Helene Barr's journal is a remarkable piece to read alongside The diary of anne Frank.because Helene was allowed to live in Paris without hiding. the slow erosion of rights and everyday pleassures is noted, but she continues to study at the sorbonne and then works with Jewish orphans. Only very slowly do she and her influential family realize the danger they are in.
This book was recommended to me by the Owner of Paris Walks, a very good way to see Paris. It is well worth reading.
I loved this book--Helene Berr was a beautiful writer living in a time of horror. Her desire to see good in people did not allow to comprehend what horror mankind can inflict on one another. It was great to read a diary from the French perspective and from one who was so well educated. I am not as familiar with the French Occupation so this really helped me to understand what life was like for the Jews in Paris.
As Jews,we grow up with The a diary of Anne Frank. The Journal of Helene Berr is just as important. Unlike Anne Frank,Helene Berr was a college senior at the Sorbonne,and from a wealthy family. Her journal is completely relatable,and has a timeless feel,except for the fact that we all know how this will end,she could be our contemporary.
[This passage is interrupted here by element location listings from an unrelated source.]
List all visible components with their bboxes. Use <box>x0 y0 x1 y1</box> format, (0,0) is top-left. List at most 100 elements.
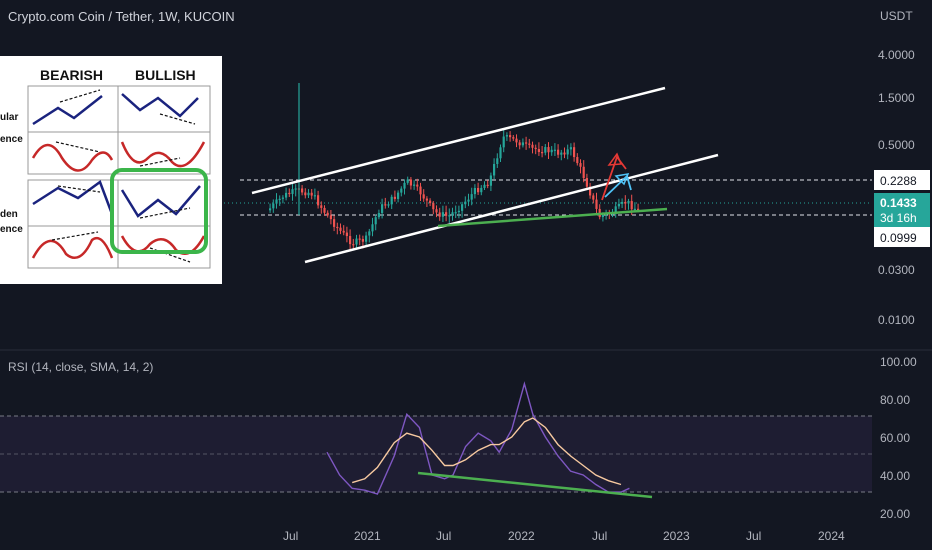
candle-body <box>614 206 617 214</box>
candle-body <box>451 212 454 216</box>
candle-body <box>589 186 592 196</box>
bearish-projection-arrow[interactable] <box>601 155 627 201</box>
candle-body <box>550 149 553 153</box>
time-tick: Jul <box>746 529 761 543</box>
price-tick: 0.0100 <box>878 313 915 327</box>
channel-upper-line[interactable] <box>251 86 666 195</box>
chart-title: Crypto.com Coin / Tether, 1W, KUCOIN <box>8 9 235 24</box>
candle-body <box>291 189 294 194</box>
upper-price-tag-bg <box>874 170 930 190</box>
lower-price-tag-bg <box>874 227 930 247</box>
candle-body <box>473 187 476 195</box>
candle-body <box>630 200 633 210</box>
candle-body <box>349 236 352 245</box>
candle-body <box>563 152 566 155</box>
candle-body <box>397 192 400 199</box>
candle-body <box>377 212 380 218</box>
candle-body <box>595 199 598 209</box>
candle-body <box>560 152 563 155</box>
candle-body <box>285 192 288 198</box>
upper-price-tag: 0.2288 <box>880 174 917 188</box>
candle-body <box>624 201 627 204</box>
divergence-legend-card: BEARISH BULLISH ular ence den ence <box>0 56 222 284</box>
candle-body <box>413 184 416 186</box>
candle-body <box>422 194 425 199</box>
candle-body <box>502 136 505 148</box>
candle-body <box>371 224 374 232</box>
current-price-tag: 0.1433 <box>880 196 917 210</box>
candle-body <box>336 226 339 229</box>
bearish-arrowhead-icon <box>607 152 623 166</box>
candle-body <box>429 200 432 204</box>
candle-body <box>627 200 630 204</box>
candle-body <box>512 137 515 139</box>
candle-body <box>576 157 579 164</box>
candle-body <box>547 147 550 153</box>
rsi-divergence-trendline[interactable] <box>417 471 653 499</box>
candle-body <box>432 203 435 210</box>
price-tick: 4.0000 <box>878 48 915 62</box>
candle-body <box>269 208 272 211</box>
rsi-tick: 80.00 <box>880 393 910 407</box>
hidden-bullish-highlight <box>110 168 208 254</box>
candle-body <box>486 184 489 186</box>
candle-body <box>361 238 364 242</box>
candle-body <box>617 203 620 207</box>
legend-row1-label-b: ence <box>0 134 23 145</box>
candle-body <box>621 201 624 204</box>
candle-body <box>390 196 393 205</box>
time-tick: Jul <box>592 529 607 543</box>
candle-body <box>566 149 569 155</box>
candle-body <box>470 194 473 200</box>
legend-row2-label-b: ence <box>0 224 23 235</box>
candle-body <box>496 158 499 164</box>
candle-body <box>345 232 348 237</box>
legend-price-zigzag <box>121 93 199 118</box>
legend-col-bullish: BULLISH <box>135 67 196 83</box>
candle-body <box>483 184 486 188</box>
candle-body <box>585 178 588 187</box>
candle-body <box>461 204 464 211</box>
price-tick: 1.5000 <box>878 91 915 105</box>
time-tick: 2022 <box>508 529 535 543</box>
rsi-line <box>326 381 630 495</box>
candle-body <box>438 212 441 217</box>
legend-row1-label-a: ular <box>0 112 18 123</box>
lower-price-tag: 0.0999 <box>880 231 917 245</box>
support-trendline[interactable] <box>437 207 668 228</box>
legend-row2-label-a: den <box>0 209 18 220</box>
countdown-tag: 3d 16h <box>880 211 917 225</box>
legend-price-zigzag <box>120 185 201 218</box>
candle-body <box>374 217 377 225</box>
candle-body <box>489 175 492 186</box>
candle-body <box>384 204 387 206</box>
candle-body <box>637 208 640 210</box>
candle-body <box>537 149 540 153</box>
candle-body <box>569 147 572 150</box>
channel-lower-line[interactable] <box>304 153 719 264</box>
candle-body <box>528 143 531 145</box>
candle-body <box>505 135 508 137</box>
candle-body <box>419 186 422 195</box>
legend-col-bearish: BEARISH <box>40 67 103 83</box>
candle-body <box>531 144 534 148</box>
candle-body <box>387 204 390 206</box>
candle-body <box>355 238 358 245</box>
candle-body <box>329 215 332 220</box>
rsi-title: RSI (14, close, SMA, 14, 2) <box>8 360 153 374</box>
candle-body <box>313 195 316 197</box>
candle-body <box>445 212 448 216</box>
candle-body <box>541 152 544 154</box>
candle-body <box>320 205 323 208</box>
candle-body <box>310 192 313 196</box>
candle-body <box>601 215 604 218</box>
time-tick: 2021 <box>354 529 381 543</box>
candle-body <box>441 212 444 217</box>
legend-price-zigzag <box>32 95 103 126</box>
candle-body <box>307 192 310 196</box>
candle-body <box>499 147 502 159</box>
candle-body <box>281 197 284 199</box>
candle-body <box>525 142 528 144</box>
candle-body <box>393 196 396 199</box>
She writes out her feelings ,at times using literary allusions. ,at times. This is an important journal,and should be read. Especially with the white supremacy movement supporting Donald Trump. This could easily happen here.
It is a different way to read about those dark days through the eyes of a very intelligent young woman just starting her life. Keeping track of all the characters was a challenge but not a distraction.